Create coverage for the root webmail shortcut and every nested webmail path. The catch-all behavior matters because hosting dashboards often generate deeper tokenized paths rather than a plain shortcut.

Step 1: Handle the Root Shortcut

The root handler should redirect to the provider's webmail host with a temporary method-preserving redirect. Keep the provider base URL in configuration, not inline in public documentation or scattered across routes.

Step 2: Handle Nested Login Paths and Preserve Query Params

The nested handler should forward the remaining path and preserve the original query string.
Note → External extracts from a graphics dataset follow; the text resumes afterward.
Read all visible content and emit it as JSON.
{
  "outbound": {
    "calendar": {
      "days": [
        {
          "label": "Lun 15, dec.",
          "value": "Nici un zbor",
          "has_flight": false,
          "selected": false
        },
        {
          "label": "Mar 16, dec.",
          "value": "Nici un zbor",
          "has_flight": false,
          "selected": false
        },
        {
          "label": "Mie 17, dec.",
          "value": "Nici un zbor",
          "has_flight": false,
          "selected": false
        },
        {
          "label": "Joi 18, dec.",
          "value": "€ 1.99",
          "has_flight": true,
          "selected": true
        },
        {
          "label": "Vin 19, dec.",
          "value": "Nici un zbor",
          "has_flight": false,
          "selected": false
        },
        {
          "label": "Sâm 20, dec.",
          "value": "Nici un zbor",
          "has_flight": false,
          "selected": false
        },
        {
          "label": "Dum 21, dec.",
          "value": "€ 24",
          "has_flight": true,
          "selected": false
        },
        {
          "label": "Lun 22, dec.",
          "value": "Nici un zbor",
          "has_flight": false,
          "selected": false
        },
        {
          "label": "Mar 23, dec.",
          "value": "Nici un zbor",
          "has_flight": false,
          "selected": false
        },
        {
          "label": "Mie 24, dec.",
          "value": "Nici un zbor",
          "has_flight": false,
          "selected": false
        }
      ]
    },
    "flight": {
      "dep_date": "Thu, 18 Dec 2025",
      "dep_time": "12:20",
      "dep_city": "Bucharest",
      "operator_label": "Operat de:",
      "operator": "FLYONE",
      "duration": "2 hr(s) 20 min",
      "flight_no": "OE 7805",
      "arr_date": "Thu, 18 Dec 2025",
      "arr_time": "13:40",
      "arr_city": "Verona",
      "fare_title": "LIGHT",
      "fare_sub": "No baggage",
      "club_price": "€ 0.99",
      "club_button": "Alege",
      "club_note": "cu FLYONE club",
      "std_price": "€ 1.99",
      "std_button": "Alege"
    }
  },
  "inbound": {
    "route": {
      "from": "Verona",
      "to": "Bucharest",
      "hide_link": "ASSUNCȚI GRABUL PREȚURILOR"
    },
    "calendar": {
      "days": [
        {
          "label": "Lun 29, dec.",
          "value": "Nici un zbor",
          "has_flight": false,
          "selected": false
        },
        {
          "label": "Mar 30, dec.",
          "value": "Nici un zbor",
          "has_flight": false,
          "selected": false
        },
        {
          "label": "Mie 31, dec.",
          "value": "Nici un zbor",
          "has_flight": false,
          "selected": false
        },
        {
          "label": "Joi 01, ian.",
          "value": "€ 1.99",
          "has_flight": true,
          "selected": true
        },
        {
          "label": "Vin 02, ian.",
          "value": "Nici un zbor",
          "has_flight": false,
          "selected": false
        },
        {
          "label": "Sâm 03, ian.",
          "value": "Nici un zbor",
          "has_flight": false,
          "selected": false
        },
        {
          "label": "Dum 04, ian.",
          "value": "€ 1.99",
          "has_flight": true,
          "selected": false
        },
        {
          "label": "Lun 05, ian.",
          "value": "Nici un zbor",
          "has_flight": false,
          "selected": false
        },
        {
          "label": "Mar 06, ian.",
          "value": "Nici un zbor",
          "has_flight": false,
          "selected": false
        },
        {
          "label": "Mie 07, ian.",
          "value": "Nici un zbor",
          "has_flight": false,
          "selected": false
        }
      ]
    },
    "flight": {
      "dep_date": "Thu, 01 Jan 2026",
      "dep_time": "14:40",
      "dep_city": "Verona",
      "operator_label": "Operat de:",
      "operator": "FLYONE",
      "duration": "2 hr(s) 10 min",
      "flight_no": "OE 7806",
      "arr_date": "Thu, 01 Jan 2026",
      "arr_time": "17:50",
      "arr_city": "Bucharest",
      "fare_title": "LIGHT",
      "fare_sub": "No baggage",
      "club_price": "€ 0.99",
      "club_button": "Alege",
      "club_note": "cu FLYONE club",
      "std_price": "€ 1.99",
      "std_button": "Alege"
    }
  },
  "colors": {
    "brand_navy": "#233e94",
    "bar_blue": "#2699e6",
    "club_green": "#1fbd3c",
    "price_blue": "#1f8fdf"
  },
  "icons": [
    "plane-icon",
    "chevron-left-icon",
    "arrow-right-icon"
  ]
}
That is what keeps provider auto-login tokens intact without logging or exposing the token value in your own content.

Why This Works

  • the root webmail shortcut is caught
  • every nested webmail path is caught
  • query strings are forwarded unchanged
  • deployment stays fully compatible with Vercel edge runtime

So both the root webmail link and tokenized nested links work without creating Next.js pages for email hosting.

Quick Deployment Checklist

  • You are on App Router
  • Both root and catch-all route handlers exist
  • Your configured destination points to your provider's real webmail host
  • You redeployed Vercel after adding handlers
  • You tested from the hosting dashboard login button, not only manual URL entry

Security and Operations Notes

  • Do not log token query strings in server logs.
  • Keep email infrastructure (MX, SPF, DKIM, DMARC) at your email provider.
  • This fix is routing-only; it does not change mail delivery.

Where This Fits in a Migration

In production content, we used this article as a bridge to:

If you want implementation review before launch, start here: Book a strategy call.

FAQ

Does this change MX records or mailbox data?

No. It only changes HTTP routing for webmail shortcut paths.

Should I use 307 or 308?

Use a temporary method-preserving redirect during this kind of operational routing. Keep it explicit and test your provider flow.

Can this work for Hostinger, cPanel, or custom mail hosts?

Yes. Configure your provider endpoint and keep the catch-all routing in place.